Are you reading this? If you are, first of all, thank you. The existential question of what happens when a blog falls in the forest and no one is there to receive it comes to mind. There are plenty of days that it feels as if I am shouting down a well. It gives me the satisfaction of hearing my own voice reflected back to me, but I often wonder what else is happening down there in the dark. It is always gratifying when I get those snappy comebacks or comments reminding me of the funny bit I overlooked.
A study released Wednesday by the Pew Internet & American Life Project, found that fourteen percent of Internet youths, ages twelve to seventeen, now say they blog, compared with just over a quarter who did so in 2006. Only about half in that age group say they comment on friends' blogs, down from three-quarters who did so four years ago. These are the ones who are busy Twittering and Facebooking or texting, leaving out vowels whenever possible. And that's fine.
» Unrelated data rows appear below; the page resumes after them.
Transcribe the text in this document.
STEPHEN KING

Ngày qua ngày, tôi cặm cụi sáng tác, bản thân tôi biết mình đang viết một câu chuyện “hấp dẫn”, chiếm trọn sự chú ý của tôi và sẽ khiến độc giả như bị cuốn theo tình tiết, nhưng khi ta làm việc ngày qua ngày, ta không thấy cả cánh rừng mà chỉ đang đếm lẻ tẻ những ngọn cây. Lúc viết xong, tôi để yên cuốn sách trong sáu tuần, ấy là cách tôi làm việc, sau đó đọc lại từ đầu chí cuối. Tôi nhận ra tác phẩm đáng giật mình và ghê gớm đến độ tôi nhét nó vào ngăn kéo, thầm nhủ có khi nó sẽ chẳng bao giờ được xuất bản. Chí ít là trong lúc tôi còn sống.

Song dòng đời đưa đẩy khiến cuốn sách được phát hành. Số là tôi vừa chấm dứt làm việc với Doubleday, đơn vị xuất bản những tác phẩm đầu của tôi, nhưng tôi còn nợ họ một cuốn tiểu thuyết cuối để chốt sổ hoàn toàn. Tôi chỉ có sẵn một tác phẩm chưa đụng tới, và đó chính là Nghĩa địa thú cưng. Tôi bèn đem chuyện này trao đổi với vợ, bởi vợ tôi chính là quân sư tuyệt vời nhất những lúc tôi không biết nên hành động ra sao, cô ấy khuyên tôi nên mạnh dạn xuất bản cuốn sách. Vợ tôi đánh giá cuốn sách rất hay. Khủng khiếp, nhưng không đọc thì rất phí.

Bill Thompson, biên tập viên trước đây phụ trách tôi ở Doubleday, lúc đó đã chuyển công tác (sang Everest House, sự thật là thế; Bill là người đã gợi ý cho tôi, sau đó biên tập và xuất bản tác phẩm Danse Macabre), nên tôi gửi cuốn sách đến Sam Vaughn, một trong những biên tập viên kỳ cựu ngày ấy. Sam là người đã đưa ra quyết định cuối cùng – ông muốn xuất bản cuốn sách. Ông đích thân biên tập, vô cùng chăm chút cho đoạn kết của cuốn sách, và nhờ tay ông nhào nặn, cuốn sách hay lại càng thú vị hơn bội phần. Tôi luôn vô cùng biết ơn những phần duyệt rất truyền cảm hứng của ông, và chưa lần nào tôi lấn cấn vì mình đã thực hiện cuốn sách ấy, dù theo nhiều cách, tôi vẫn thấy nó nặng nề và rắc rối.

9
As long as they don't insist on making me interact as briefly as possible, let those kids have their fn.
But this same study had another number I was impressed by: one in ten adults blog. Thirty million of them in the United States. We are the ones prattling on and on about the elections in Iran and the births of our children and how Silly Putty doesn't pick up comics like it used to. We are the old coots who have stories to tell and experience to share, even if it ends up in the same bin as that deleted e-mail from Howgul Abul Arhu. It feels good to have it off our collective chest, and we thank you all for taking the time and energy to read about the passing of a childhood pet or our breakthrough at therapy last week. And if you're a civic-minded cyber-head, go ahead and click on that link up there at the top of the screen where it says "next blog." You'll be doing my demographic a great favor.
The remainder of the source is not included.